Meu trabalho comunitário se resumia em ser garçom num restaurante fantasma. Isso era no mínimo entediante, mas como estava sempre atarefado eu conseguia me distrair, isso ajudava os dias a passarem mais rapidamente... de certa forma.

Era meio dia, horário de grande movimentação, as pessoas entravam e saiam a todo momento, eu não parava de limpar mesas e entregar pedidos.

— Garoto, acorda! Tem clientes esperando para sentar na mesa 8. - meu chefe gritava do balcão.

— Sim, senhor! Me desculpe. - eu odiava ter tanta formalidade e educação com quem só me tratava mal, mas esse era o preço que eu pagava por ter me apaixonado por uma humana, e sinceramente, passar tudo isso pela Julie, valia a pena.

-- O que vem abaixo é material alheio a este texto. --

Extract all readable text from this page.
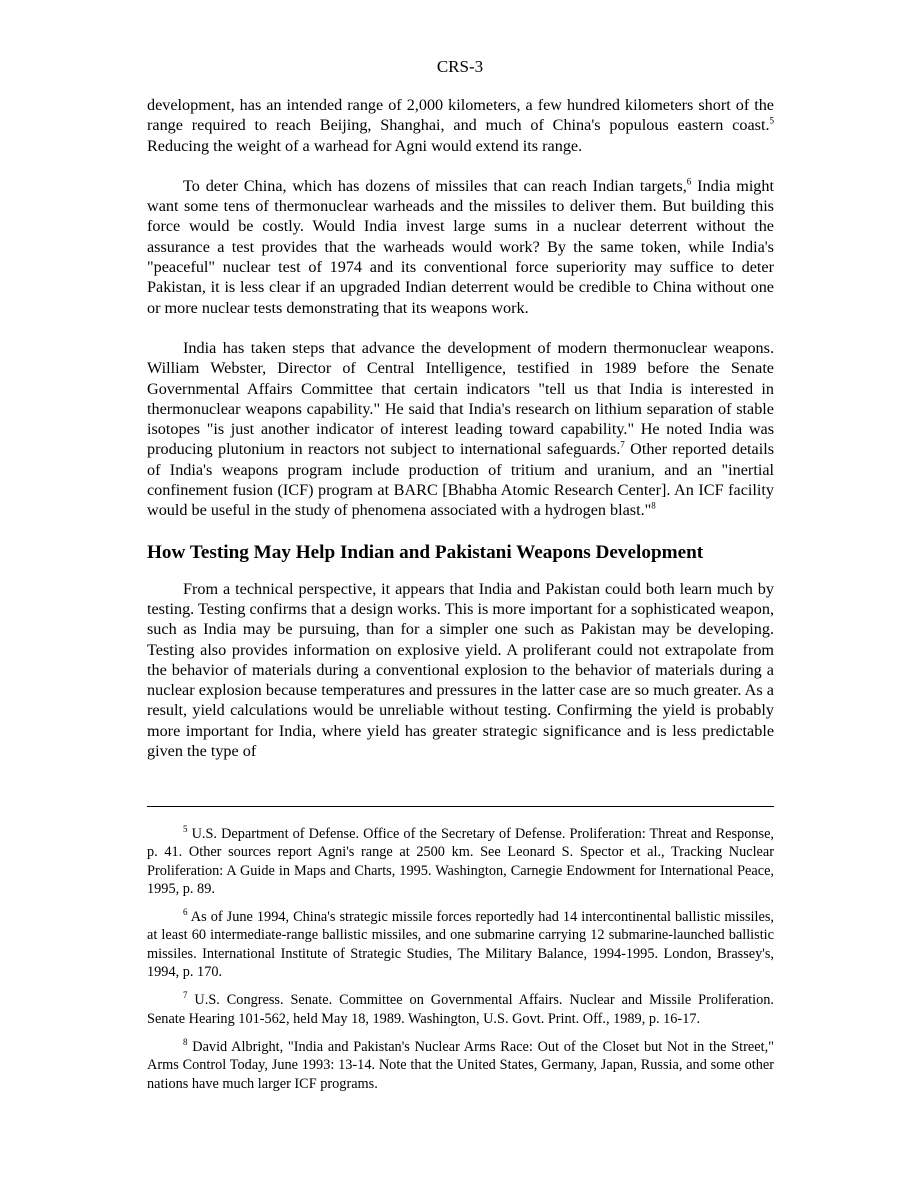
CRS-3

development, has an intended range of 2,000 kilometers, a few hundred kilometers short of the range required to reach Beijing, Shanghai, and much of China's populous eastern coast.$^5$ Reducing the weight of a warhead for Agni would extend its range.

To deter China, which has dozens of missiles that can reach Indian targets,$^6$ India might want some tens of thermonuclear warheads and the missiles to deliver them. But building this force would be costly. Would India invest large sums in a nuclear deterrent without the assurance a test provides that the warheads would work? By the same token, while India's "peaceful" nuclear test of 1974 and its conventional force superiority may suffice to deter Pakistan, it is less clear if an upgraded Indian deterrent would be credible to China without one or more nuclear tests demonstrating that its weapons work.

India has taken steps that advance the development of modern thermonuclear weapons. William Webster, Director of Central Intelligence, testified in 1989 before the Senate Governmental Affairs Committee that certain indicators "tell us that India is interested in thermonuclear weapons capability." He said that India's research on lithium separation of stable isotopes "is just another indicator of interest leading toward capability." He noted India was producing plutonium in reactors not subject to international safeguards.$^7$ Other reported details of India's weapons program include production of tritium and uranium, and an "inertial confinement fusion (ICF) program at BARC [Bhabha Atomic Research Center]. An ICF facility would be useful in the study of phenomena associated with a hydrogen blast."$^8$

How Testing May Help Indian and Pakistani Weapons Development

From a technical perspective, it appears that India and Pakistan could both learn much by testing. Testing confirms that a design works. This is more important for a sophisticated weapon, such as India may be pursuing, than for a simpler one such as Pakistan may be developing. Testing also provides information on explosive yield. A proliferant could not extrapolate from the behavior of materials during a conventional explosion to the behavior of materials during a nuclear explosion because temperatures and pressures in the latter case are so much greater. As a result, yield calculations would be unreliable without testing. Confirming the yield is probably more important for India, where yield has greater strategic significance and is less predictable given the type of

$^5$ U.S. Department of Defense. Office of the Secretary of Defense. Proliferation: Threat and Response, p. 41. Other sources report Agni's range at 2500 km. See Leonard S. Spector et al., Tracking Nuclear Proliferation: A Guide in Maps and Charts, 1995. Washington, Carnegie Endowment for International Peace, 1995, p. 89.

$^6$ As of June 1994, China's strategic missile forces reportedly had 14 intercontinental ballistic missiles, at least 60 intermediate-range ballistic missiles, and one submarine carrying 12 submarine-launched ballistic missiles. International Institute of Strategic Studies, The Military Balance, 1994-1995. London, Brassey's, 1994, p. 170.

$^7$ U.S. Congress. Senate. Committee on Governmental Affairs. Nuclear and Missile Proliferation. Senate Hearing 101-562, held May 18, 1989. Washington, U.S. Govt. Print. Off., 1989, p. 16-17.

$^8$ David Albright, "India and Pakistan's Nuclear Arms Race: Out of the Closet but Not in the Street," Arms Control Today, June 1993: 13-14. Note that the United States, Germany, Japan, Russia, and some other nations have much larger ICF programs.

Corri para limpar a mesa 8, mas as pessoas estavam tão apressadas que eu mal tive tempo de tirar os talheres da mesa e os clientes já foram se sentar.

— Lindinho, você esqueceu o copo aqui! - uma voz enjoada falou enquanto eu me retirava.

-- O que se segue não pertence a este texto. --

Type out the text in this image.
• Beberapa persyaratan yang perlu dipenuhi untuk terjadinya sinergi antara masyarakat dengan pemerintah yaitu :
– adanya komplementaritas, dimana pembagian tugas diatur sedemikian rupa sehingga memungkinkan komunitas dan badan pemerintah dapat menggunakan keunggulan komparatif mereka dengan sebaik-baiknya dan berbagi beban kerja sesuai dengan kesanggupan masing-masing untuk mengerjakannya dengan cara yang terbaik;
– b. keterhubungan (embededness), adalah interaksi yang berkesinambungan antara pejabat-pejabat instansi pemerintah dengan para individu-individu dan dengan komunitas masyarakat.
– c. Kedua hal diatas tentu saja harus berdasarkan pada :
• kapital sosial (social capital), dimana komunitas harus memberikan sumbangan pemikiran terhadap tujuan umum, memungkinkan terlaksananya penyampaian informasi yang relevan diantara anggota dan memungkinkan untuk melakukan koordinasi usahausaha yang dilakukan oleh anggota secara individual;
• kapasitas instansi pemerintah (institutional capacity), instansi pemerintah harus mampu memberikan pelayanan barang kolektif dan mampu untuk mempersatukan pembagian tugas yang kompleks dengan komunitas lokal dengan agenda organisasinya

— Me desculpe. - abaixei a cabeça e virei de volta para a mesa no intuito de pegar o copo na qual a pessoa se referia.

— Daniel! - a voz enjoada gritou chamando minha atenção. Quando levantei a cabeça para olhar quem era tive uma surpresa.

— Débora?! - Apesar de ela ser um fantasma também era a última pessoa que eu esperava encontrar ali... Débora, uma velha e irritante amiga de Martim estava sentada na minha frente com várias amigas a acompanhando.

— Ai! Que mundo pequeno, você acredita? E eu achando que você ainda estava no mundo dos vivos correndo atrás daquela menina, qual o nome dela mesmo? - demorou alguns segundos para se lembrar enquanto eu a observava calado. - Julia!

— Juli-E – corrigi.

— Ah sim, e agora você está aí trabalhando como garçom? - ria como se tivessem contado a piada mais engraçada do mundo.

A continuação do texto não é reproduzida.